Edgy MD Site Manager Posted October 21, 2022 Posted October 21, 2022 =Ceetar post_id=111692 time=1666358841 user_id=102]if you can't tell the difference between those things, which btw, was something I _responded to_.
metsmarathon Old-Timey Member Posted October 21, 2022 Posted October 21, 2022 ok, hear me out, because i honestly hate what i'm about to type.maximally expanded playoffs akin to what the nba has to offer are probably the best way to ensure that the best mlb teams continue deep into the playoffs. why? because given a long enough series (and lets assume 7 games is long enough) the vastly better teams should win more often. so let's just say the playoffs are open to the top 16 teams. your NL matchups are: dodgers/giants | braves/brewers | mets/phillies | padres/cardinalsyour AL matchups are: astros/white sox | yankees/orioles | guardians/rays | mariners/blue jaysi think those series are much more likely to end up with the top two teams in each division advancing, and maybe more likely have three of the top four. The regular season is still about seeding, and maybe you give the top two seeds in each league all home games in the first round, and give the 3-seed 6 home games, and the 4-seed 5 home games. make it worth a team's while, financially at least, to aim for the higher seeding. The second round of the playoffs is more like what we used to be used to with the division serieses, but the top seeds likely have just been tuning up against the 7-8 seeds, and the 3-6 seeds are busy brawling with each other. so there's less of the concern with a good team getting iced, waiting for its bye week to be over. but they still have a hope of resting tired players more. and go from there. if a low seed really has a run in them, well, damnit, they'll have to fucking earn it more this way, instead of just having one good week. i mean, i rather hate the overall idea here. but i think it could be the way to get the best teams deeper into the playoffs, at least without going back to a more limited postseason. i'm really on the fence here, too. because as much as i like to have the regular season be as meaningful as possible for the most amount of teams, i also greatly enjoy seeing cinderella teams go on a really hot streak and prove their mettle knocking down the juggernauts.
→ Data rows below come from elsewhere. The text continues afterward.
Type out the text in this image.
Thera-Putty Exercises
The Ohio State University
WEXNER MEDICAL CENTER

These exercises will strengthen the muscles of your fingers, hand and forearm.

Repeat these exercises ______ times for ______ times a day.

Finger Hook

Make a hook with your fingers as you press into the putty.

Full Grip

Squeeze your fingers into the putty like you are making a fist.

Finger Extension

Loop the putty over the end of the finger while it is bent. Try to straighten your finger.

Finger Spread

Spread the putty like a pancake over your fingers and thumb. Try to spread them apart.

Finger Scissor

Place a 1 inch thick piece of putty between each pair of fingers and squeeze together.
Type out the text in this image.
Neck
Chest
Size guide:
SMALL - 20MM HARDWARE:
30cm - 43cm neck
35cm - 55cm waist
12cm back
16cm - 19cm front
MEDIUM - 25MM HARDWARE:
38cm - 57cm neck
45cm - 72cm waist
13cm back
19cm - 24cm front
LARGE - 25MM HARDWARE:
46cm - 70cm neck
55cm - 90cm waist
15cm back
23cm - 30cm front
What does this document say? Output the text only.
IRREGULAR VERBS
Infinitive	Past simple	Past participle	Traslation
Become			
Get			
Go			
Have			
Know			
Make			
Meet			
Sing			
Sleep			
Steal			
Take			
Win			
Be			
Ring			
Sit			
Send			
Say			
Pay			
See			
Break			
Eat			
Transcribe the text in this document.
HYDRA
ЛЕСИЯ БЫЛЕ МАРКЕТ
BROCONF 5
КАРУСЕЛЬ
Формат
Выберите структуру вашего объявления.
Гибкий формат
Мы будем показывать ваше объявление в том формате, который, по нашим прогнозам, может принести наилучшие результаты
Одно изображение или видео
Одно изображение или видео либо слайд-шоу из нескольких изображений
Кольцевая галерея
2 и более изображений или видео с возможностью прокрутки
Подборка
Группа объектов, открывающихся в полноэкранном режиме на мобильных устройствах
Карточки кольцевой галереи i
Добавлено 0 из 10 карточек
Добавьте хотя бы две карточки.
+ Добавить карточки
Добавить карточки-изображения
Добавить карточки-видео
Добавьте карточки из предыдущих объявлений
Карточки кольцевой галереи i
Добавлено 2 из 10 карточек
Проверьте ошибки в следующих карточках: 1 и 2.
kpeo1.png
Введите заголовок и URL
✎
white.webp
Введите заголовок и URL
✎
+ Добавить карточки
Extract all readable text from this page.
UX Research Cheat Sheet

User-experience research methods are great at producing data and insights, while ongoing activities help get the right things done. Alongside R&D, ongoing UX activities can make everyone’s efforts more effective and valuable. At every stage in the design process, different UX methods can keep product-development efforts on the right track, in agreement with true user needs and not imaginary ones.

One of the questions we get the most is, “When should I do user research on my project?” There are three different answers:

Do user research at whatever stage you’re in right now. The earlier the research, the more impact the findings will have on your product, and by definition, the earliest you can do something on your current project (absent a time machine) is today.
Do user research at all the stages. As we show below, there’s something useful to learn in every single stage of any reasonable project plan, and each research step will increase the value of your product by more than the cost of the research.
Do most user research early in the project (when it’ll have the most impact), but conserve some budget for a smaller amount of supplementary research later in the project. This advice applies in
Benjamin Grimm Old-Timey Member Posted October 21, 2022 Posted October 21, 2022 I do think that too many teams are in the playoffs, but given that we're at that number, I favor longer series over shorter ones. I'd make the Wild Card series a best of five and the Division Series a best of seven. This would add another five days or so to the postseason calendar. I don't think that's such a big deal. Start the season a week earlier and schedule as many of the early-season games as possible in warm weather cities or domed stadiums.
metsmarathon Old-Timey Member Posted October 21, 2022 Posted October 21, 2022 the short serieses are what really fucks things up. but long serieses AND top-seed byes fuck things up even more. ...or at least as much.
roger_that Old-Timey Member Posted October 21, 2022 Posted October 21, 2022 the short serieses are what really fucks things up. but long serieses AND top-seed byes fuck things up even more. ...or at least as much.Wrong wrong wrongedy wrong!We need MORE short series for the 83- and 86-win teams. Not even a series. The two (or four) lowest seeded teams play one game to see who gets into the next round. Unfair? You dont like it? Tough--win more games in the regular season.The winners of the one game WC gets to play three games at the next-seeded teams' park, and the winner there gets to play (on the road) a team that's had a BYE for the past few days. 1, 3, 5, 7 games, all on the road for the lowest seeded team.The plural of "series" btw is "series." Like "deer" and "deer."